Are price controls defensible? John Kenneth Galbraith is the most competent, intelligent defender of price controls that I've come across. He was in charge of WWII price fixing— a scheme which most consider to have been a success. War is almost always inflationary. WWI certainly was. WWII much less so. In his book "Money: Whence It Came, Where It Went" Galbraith makes the heretical argument that peacetime governments should use price controls as a means of fighting inflation.

Such a proposal faces numerous challenges which Galbraith himself admits. Incompetent people tend to rise to power in government in general, and in the administration of monetary and fiscal policy in particular. Price controls work only when dealing with centralized corporations who have pricing power. They will not work when imposed on a broadly decentralized and highly competitive area of the market (such as groceries). There are two reasons such areas should be left alone. Competition naturally keeps margins low. Markets with many players— none of whom have pricing power— cannot be easily monitored and controlled. On the other hand, sectors with high pricing power— monopolistic, oligopolistic, and unionized areas of the economy— provide a large, convenient, manipulable target. There are fewer moving parts. There is a better paper trail. There is higher risk aversion. And because of pricing power, normal competitive market forces are either missing, ineffective, or greatly handicapped.

Such is my reduction of his argument.

Galbraith wrote during the mid seventies. His America still had strong unions. He wrote from the midst of spiraling inflation which worked something like this: a monopoly (let's say US Steel) raised its prices. The steel union wanted its cut, so it negotiated higher wages. Higher wages ate into profits, so the monopoly raised its prices again. The union wanted its cut, etc. Market forces did not soon arrest such a spiral. Inflation continued until the economy was wrecked and price increases could no longer be withstood.

In the 1970s, Galbraith noted, price controls already existed. They simply weren't government-imposed. Instead, the board of US Steel, or OPEC, or similarly monopolistic enterprises imposed their own— always bloated, often artificial— prices. Why not turn such power over to a government that could take macro economic health into consideration?

Modern economics is caught in an endless cycle of boom and bust. Inflation is fought only with a clumsy combination monetary and fiscal policy. Each cycle always ends in a painful period of high unemployment, civil unrest, and protracted recession or depression. In Galbraith's opinion, government-imposed price and wage controls could smooth the curves of such cycles thereby avoiding much of the massive economic pain associated with the deflationary side.
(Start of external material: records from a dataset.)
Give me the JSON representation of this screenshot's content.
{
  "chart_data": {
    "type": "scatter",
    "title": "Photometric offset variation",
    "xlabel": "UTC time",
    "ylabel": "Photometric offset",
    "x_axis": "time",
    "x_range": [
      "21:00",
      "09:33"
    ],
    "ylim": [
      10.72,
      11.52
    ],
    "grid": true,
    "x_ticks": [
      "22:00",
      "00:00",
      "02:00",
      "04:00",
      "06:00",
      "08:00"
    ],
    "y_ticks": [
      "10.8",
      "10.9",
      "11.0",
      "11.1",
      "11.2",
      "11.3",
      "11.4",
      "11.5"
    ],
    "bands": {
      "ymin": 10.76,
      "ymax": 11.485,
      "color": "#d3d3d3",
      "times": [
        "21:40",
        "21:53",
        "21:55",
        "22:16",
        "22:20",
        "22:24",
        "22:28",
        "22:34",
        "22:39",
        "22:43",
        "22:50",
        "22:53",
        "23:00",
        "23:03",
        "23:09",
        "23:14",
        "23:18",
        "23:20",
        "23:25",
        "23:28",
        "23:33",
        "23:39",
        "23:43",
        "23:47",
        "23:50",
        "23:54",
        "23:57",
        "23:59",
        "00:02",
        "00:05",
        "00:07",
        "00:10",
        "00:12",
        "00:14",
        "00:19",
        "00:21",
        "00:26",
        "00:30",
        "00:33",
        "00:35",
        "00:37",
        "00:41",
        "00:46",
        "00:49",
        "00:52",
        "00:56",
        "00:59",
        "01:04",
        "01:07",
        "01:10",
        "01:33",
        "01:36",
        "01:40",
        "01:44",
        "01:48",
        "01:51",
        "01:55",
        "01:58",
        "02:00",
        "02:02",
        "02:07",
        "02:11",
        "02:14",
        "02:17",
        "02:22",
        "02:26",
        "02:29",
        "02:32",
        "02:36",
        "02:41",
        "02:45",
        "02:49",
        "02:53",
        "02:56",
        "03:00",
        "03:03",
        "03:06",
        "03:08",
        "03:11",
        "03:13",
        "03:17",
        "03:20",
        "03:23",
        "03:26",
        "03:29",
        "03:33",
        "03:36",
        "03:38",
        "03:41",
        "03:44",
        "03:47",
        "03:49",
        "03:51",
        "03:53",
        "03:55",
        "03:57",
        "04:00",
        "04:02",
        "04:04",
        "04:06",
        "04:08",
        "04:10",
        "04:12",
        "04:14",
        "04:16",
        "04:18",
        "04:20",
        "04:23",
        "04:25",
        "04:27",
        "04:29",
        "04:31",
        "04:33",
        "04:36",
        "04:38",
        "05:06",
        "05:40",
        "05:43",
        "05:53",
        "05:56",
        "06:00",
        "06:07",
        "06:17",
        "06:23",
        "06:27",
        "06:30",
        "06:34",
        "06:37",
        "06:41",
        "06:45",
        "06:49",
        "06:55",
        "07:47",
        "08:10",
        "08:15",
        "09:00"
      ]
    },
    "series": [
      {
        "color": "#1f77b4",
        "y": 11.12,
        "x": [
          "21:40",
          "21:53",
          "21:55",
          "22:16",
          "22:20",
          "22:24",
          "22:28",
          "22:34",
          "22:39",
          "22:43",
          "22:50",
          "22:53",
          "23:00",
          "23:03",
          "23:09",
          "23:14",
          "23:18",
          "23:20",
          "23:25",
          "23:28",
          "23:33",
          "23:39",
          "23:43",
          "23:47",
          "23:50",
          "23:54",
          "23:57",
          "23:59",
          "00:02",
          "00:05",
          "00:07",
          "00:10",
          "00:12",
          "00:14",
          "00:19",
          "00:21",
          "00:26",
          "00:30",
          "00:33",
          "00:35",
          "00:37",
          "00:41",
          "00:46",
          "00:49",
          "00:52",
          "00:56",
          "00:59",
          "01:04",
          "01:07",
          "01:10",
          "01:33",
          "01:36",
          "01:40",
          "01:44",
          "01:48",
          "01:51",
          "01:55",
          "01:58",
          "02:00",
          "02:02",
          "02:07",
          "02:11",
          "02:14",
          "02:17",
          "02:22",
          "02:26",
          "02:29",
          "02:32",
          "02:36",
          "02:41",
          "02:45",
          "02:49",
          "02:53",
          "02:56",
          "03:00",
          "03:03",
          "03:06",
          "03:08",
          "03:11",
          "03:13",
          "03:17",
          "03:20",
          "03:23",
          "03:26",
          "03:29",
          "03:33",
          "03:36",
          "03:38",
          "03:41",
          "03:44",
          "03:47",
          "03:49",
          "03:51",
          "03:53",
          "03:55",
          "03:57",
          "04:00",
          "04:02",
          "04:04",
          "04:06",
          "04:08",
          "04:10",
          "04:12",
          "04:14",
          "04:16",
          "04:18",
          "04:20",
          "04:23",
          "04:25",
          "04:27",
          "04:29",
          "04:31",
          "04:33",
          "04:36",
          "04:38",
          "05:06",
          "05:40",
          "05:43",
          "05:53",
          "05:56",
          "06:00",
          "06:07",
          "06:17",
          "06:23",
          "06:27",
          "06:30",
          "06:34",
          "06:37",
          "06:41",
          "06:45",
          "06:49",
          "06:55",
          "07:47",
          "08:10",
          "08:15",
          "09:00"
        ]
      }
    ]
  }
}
Such a system might bring other benefits. In WWII if a company was allowed to charge $20 per unit, it quickly found a way to produce that unit for less than $20. It also discovered how to produce and sold more units as a means to increase its net profit, if not its margins. A consequence was that production and productivity expanded massively.

My uninformed opinion

I am in no position to critique Galbraith. I'm an economically ignorant programmer who just so happens to have enjoyed reading his books. Thus what follows is a continuation of my lifelong habit of speaking overconfidently from a place of ignorance.
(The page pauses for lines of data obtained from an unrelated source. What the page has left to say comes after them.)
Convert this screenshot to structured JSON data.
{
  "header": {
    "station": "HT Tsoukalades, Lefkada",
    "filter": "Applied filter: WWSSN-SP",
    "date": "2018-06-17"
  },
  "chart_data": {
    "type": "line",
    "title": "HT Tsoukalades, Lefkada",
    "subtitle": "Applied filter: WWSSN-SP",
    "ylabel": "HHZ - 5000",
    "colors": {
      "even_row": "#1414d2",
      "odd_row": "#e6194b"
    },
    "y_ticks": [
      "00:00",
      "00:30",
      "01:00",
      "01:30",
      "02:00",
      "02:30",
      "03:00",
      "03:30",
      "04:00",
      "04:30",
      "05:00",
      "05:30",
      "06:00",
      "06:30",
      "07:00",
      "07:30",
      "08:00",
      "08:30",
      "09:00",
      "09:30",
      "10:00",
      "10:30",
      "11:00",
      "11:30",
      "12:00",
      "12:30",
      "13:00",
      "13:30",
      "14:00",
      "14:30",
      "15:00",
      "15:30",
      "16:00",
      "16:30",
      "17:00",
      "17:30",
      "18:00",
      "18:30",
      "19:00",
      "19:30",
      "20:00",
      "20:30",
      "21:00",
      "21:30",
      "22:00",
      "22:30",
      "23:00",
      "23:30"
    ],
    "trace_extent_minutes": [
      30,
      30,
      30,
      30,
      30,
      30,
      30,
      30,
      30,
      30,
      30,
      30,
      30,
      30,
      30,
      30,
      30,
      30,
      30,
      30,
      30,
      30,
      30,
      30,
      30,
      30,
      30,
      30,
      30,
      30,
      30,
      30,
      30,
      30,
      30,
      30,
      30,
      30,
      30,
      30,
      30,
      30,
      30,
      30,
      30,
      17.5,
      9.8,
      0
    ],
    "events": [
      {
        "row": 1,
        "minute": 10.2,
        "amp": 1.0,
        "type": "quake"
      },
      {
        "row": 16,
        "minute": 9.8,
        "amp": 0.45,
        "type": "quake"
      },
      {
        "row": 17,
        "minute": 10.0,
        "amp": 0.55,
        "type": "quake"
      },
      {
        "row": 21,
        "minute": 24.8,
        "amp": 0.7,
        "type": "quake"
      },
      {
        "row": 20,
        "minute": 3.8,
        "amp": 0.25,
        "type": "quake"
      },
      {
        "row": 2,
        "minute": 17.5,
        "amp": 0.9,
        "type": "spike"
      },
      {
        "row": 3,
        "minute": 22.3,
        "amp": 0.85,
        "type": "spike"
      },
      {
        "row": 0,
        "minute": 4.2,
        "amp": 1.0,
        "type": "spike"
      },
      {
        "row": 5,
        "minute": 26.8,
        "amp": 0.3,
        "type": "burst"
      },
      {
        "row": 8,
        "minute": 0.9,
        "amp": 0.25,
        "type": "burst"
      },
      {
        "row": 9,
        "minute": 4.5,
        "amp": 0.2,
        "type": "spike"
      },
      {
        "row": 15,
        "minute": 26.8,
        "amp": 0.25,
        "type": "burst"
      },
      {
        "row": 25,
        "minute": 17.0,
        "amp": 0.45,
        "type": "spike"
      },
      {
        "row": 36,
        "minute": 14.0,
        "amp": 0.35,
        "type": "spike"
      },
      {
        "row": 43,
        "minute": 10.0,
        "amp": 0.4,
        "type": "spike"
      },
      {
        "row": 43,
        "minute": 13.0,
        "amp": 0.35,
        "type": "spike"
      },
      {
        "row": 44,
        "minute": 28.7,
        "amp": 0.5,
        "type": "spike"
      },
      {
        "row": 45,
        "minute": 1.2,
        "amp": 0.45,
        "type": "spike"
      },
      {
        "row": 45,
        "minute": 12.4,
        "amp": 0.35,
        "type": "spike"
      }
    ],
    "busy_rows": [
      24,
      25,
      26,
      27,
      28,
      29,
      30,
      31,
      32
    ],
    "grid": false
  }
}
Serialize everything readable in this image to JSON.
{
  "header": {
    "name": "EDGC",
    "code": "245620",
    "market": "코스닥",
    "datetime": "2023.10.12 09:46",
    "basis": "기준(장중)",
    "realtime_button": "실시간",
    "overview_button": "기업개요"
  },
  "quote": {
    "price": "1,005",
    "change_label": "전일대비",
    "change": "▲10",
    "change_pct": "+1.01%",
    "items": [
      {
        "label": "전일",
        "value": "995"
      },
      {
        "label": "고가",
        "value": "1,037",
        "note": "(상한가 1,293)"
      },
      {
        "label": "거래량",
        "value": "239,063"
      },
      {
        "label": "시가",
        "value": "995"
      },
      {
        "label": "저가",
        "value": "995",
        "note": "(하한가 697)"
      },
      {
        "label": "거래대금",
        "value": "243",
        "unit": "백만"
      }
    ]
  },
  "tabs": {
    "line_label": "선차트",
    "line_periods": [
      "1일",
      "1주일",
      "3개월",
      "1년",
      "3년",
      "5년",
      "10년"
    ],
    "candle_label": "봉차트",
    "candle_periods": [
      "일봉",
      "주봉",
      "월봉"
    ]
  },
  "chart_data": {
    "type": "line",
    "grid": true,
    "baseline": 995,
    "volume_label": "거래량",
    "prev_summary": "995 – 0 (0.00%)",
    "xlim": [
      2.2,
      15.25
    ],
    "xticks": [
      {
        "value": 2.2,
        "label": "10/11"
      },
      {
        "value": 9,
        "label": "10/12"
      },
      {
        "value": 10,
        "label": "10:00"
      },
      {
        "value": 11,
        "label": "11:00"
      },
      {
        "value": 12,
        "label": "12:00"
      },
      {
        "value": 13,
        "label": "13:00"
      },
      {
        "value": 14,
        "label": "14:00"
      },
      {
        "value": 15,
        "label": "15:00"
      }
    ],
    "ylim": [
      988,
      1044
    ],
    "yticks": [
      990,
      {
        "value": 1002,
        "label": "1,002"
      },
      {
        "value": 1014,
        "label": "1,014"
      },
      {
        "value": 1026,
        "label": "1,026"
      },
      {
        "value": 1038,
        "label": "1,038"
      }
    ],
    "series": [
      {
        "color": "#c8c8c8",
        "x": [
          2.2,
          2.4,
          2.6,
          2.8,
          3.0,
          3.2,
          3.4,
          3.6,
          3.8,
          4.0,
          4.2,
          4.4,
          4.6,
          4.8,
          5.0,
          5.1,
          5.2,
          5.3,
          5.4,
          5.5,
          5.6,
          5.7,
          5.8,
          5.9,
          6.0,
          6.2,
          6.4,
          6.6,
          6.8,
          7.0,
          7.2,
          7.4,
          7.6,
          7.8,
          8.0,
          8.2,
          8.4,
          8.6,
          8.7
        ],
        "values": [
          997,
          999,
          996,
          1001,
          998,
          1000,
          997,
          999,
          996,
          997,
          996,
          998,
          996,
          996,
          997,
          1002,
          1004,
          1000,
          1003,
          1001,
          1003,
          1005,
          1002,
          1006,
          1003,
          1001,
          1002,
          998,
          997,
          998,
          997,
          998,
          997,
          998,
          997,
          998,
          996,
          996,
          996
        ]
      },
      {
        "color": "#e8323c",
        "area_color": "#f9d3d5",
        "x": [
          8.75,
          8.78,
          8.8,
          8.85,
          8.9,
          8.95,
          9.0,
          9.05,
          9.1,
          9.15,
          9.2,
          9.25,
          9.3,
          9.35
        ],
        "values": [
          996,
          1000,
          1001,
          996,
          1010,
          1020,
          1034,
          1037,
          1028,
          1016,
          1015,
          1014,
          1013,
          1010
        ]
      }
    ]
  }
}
When it comes to peacetime price controls, I'm not as optimistic as Galbraith. Wartime controls had the necessary prerequisites of broad popular support and competent administrators. It is hard to imagine either of those prerequisites being found today.

To combat incompetence, Galbraith says that we must fire any administrators under whom economic policies fail. But such political will is unlikely to be found with any regularity. As always, we will end up with long tenured bureaucrats competent only at masking their incompetence with an obfuscating haze of sophisticated language.

Another problem with price controls is capital flight. In WWII, the best place to deploy your capital was the United States. Where else could you go? Europe with Hitler poised to seize your assets? Asia with the Japanese rampaging? The Soviet Union? Africa? Everywhere there was war, instability, and uncertainty. The only place to deploy capital with reasonable safety was United States. So, in WWII the US could impose a lot of economic restrictions on its corporations, and they just had to suck it up.

In peacetime, capital has a habit of fleeing restricted economies and finding freer ones. If you have some money to invest, and you're presented with two opportunities— both equal in every respect except that one has a government profit cap of 5%, and one has no such cap and a 10% expected return, where are you going to put your money? What holds for you holds in general. Capital will move towards profitable endeavors, even if that means overseas investment. The government will end up playing a game of whack-a-mole, plugging up holes in its price control schemes, restricting the ability for money to leave the country, etc. We've seen it in the Soviet Union. We've seen it in China. We've seen it in Turkey. We've seen it just about anywhere peacetime price controls have been implemented.

With all of that said, Galbraith is worth reading. He is thoughtful, intelligent, and witty. Everything I've read of his has given me both enjoyment and many long moments of reflection.